Viewing 5 replies - 1 through 5 (of 5 total)
  • Hi there,

    theres nothing in the Theme that would cause this kind of issue.
    And the error is not present when i visit that page on any browser. Which makes it harder for us to advise.

    Did the error only arise on this page ? Or were there other pages it appeared on ?

    Thread Starter Laurie

    (@tlmwebmaster)

    Thank you for the reply. The error has also occurred in the past on https://thelacemuseum.org/ and on https://thelacemuseum.org/virtual-education/ both immediately after I used Siteground to edit the particular page on our staging site and then deployed our staging site to the main site. The error resolves itself after a time, usually several hours. The problem I was having last night no longer exists and I can view https://thelacemuseum.org/past-workshops-images/ in Chrome now. While the problem exists, it’s disruptive to end users.

    I don’t understand what the error message is telling me. I’ve never edited the cache.php or load.php file. The error message always refers to line 716 in load.php. These are lines 715, 716 and 717.

    if ( ! wp_using_ext_object_cache() ) {
    require_once ABSPATH . WPINC . ‘/cache.php’;
    }
    Do you have any insight as to what creates cache.php and load.php in an installation: GeneratePress, SiteGround (host) or WordPress 6.0?
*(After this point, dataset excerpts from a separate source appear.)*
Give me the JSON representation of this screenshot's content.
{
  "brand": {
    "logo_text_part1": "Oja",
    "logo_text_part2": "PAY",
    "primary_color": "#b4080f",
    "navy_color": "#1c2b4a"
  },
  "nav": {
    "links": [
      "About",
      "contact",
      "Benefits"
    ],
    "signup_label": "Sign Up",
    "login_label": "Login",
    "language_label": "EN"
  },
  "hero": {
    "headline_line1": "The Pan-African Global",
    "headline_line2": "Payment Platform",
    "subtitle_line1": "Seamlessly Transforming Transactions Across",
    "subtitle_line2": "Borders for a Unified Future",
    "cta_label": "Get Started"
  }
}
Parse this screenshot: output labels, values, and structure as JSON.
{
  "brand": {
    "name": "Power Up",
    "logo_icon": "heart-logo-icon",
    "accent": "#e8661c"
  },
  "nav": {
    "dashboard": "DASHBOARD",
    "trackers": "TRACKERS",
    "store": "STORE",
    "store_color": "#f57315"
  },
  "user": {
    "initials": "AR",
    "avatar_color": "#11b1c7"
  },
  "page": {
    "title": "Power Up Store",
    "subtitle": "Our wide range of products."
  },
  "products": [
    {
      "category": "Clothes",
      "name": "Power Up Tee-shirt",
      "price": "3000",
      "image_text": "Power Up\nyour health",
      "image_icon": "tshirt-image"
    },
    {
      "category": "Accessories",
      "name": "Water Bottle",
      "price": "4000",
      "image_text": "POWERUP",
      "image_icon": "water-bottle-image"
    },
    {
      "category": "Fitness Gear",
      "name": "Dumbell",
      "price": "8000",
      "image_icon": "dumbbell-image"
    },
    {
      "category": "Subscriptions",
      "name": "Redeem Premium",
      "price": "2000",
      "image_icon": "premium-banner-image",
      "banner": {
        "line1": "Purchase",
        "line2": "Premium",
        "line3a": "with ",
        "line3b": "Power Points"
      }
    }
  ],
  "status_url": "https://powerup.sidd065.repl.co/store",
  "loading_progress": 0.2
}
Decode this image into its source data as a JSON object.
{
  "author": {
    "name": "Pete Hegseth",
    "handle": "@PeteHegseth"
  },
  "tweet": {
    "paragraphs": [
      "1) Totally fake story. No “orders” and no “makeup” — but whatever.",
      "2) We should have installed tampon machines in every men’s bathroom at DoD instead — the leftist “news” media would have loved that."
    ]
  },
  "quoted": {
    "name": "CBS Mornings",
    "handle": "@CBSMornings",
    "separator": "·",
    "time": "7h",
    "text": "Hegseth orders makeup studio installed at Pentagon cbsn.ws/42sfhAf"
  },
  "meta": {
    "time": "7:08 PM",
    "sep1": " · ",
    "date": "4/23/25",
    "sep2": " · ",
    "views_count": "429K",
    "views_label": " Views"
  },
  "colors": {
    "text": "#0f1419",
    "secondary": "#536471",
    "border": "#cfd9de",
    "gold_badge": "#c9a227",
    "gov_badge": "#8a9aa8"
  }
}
    load.php is the core WordPress function that is used to load stuff.
    And some of what its loading will be stored in the WordPress Object Cache which is defined in cache.php.
    They are both core WP functions.

    Those errors are stating that WordPress ran the load.php and when it came to open the stream to the cache.php it failed.
    It failed because there were Too Many Files Open.
    Which meant the server had reached the limit it places on the number of open files, handles or sockets that can be open at any one time.

    There are two ways this could be fixed:

    1. The host could increase the Open file limit on the server. I would expect that siteground would have a handle on this, but it may be worth you asking.

    2. Find the ‘code’ that is responsible for opening too many files ( and not closing them when its done ) and fix that.

    Ultimately it is the Server that controls and limits the processes it can run. If there are processes getting stuck or leaving files open then the Host should be able to investigate this.

    Thread Starter Laurie

    (@tlmwebmaster)

    Thank you for the detailed answer. I will pursue this with our hosting service.

    You’re welcome.

Viewing 5 replies - 1 through 5 (of 5 total)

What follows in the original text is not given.